I'm no expert but I'm not an idiot either. I know how to point a solar panel directly at the sun. The test was done around noon.
But still, it looks like you didn't read until this sentence:
"Even then, "full sun" in December" is a bit less than "full sun" in June because the sun is lower in the sky and has to pass through more atmosphere to get to the surface of the earth."
And from Warpspeed's previous post:
"It depends very heavily on where you are, and the local climate."
For example 54 degrees north, "full sun" in December is a LOT less than "full sun" in June because the sun is lower in the sky.
Lower the sun, a lot more dense atmosphere, less energy to your panels even at ideal angle.

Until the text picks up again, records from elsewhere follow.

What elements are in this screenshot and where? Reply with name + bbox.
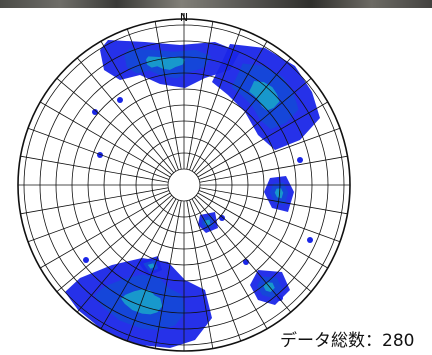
net-radial: [189, 28, 242, 171]
net-radial: [197, 192, 328, 269]
background-photo-strip: [0, 0, 432, 8]
net-radial: [76, 57, 175, 174]
density-speckle: [117, 97, 123, 103]
density-cluster: [100, 40, 240, 88]
density-cluster-core: [249, 80, 280, 111]
net-radial: [154, 200, 182, 349]
net-radial: [191, 41, 268, 172]
net-radial: [76, 196, 175, 313]
net-radial: [199, 155, 348, 183]
net-radial: [199, 187, 348, 215]
net-radial: [195, 77, 312, 176]
net-radial: [20, 187, 169, 215]
density-speckle: [277, 295, 283, 301]
net-radial: [56, 194, 173, 293]
data-count-label: データ総数：280: [280, 331, 415, 351]
density-speckle: [297, 157, 303, 163]
density-speckle: [92, 109, 98, 115]
net-radial: [27, 127, 170, 180]
net-radial: [193, 57, 292, 174]
density-speckle: [219, 215, 225, 221]
net-radial: [20, 155, 169, 183]
net-radial: [197, 101, 328, 178]
net-radial: [198, 127, 341, 180]
density-speckle: [307, 237, 313, 243]
net-radial: [195, 194, 312, 293]
density-cluster-core: [274, 188, 284, 199]
net-radial: [186, 200, 214, 349]
net-radial: [193, 196, 292, 313]
net-radial: [100, 198, 177, 329]
density-cluster-core: [147, 263, 155, 269]
net-radial: [56, 77, 173, 176]
density-speckle: [83, 257, 89, 263]
net-radial: [189, 199, 242, 342]
polar-net-grid: [17, 13, 351, 352]
net-radial: [154, 21, 182, 170]
density-cluster: [264, 176, 294, 212]
net-radial: [126, 199, 179, 342]
density-cluster: [65, 258, 212, 348]
net-radial: [40, 192, 171, 269]
net-radial: [186, 21, 214, 170]
net-radial: [27, 190, 170, 243]
net-radial: [198, 190, 341, 243]
net-radial: [100, 41, 177, 172]
net-ring: [167, 168, 201, 202]
net-radial: [40, 101, 171, 178]
density-cluster: [212, 44, 320, 150]
north-label: N: [180, 11, 188, 24]
net-radial: [191, 198, 268, 329]
net-radial: [126, 28, 179, 171]
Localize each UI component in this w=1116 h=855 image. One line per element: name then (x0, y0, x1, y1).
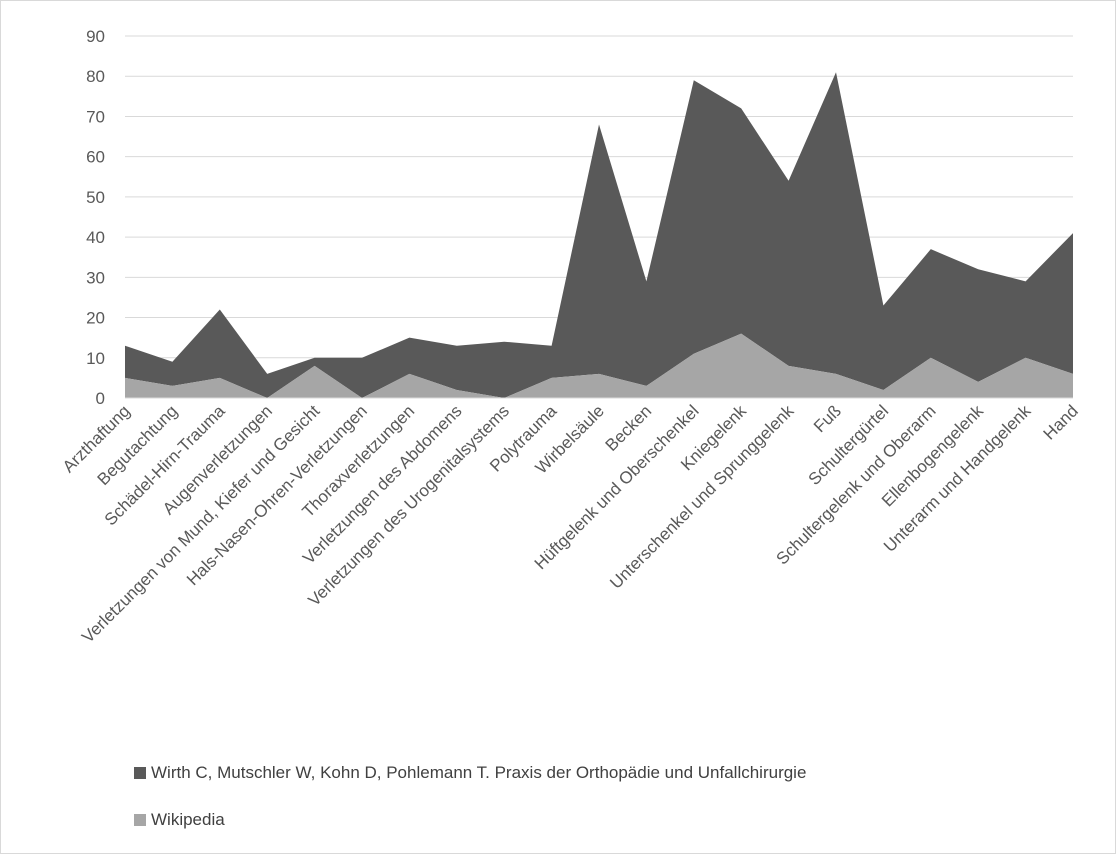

You said "...the days are only 10 hrs long". This means you are testing after the solstice and the sun will be low even at noon.
My array: best angle somewhere at solstices, so May and January approximately same "not ideal" angle. But look at difference: ~22 kWh per ideal day in June, 4 kWh in January. Don't know ideal day production in December, because there are no ideal days in December, where I live.
Next thing is clouding. In June almost invisible cloud lowers panels output by say 5%. In December, the same almost invisible cloud turns into a heavy cloud for diagonal rays and solar output drops by say 70%.
Next thing is panel temperature. Under laboratory conditions test is done when panels are at 25'C. In reality, under good sun, panels may work at 40-50'C and output reaches maybe 80-90% rated production. That's why exists NMOT conditions.
On the other hand, in early spring, when it is -3 'C outside, very clear sky and the sun is already high enough, my panels produced 104%. True, it lasted only 5 minutes, then dropped back to 95%.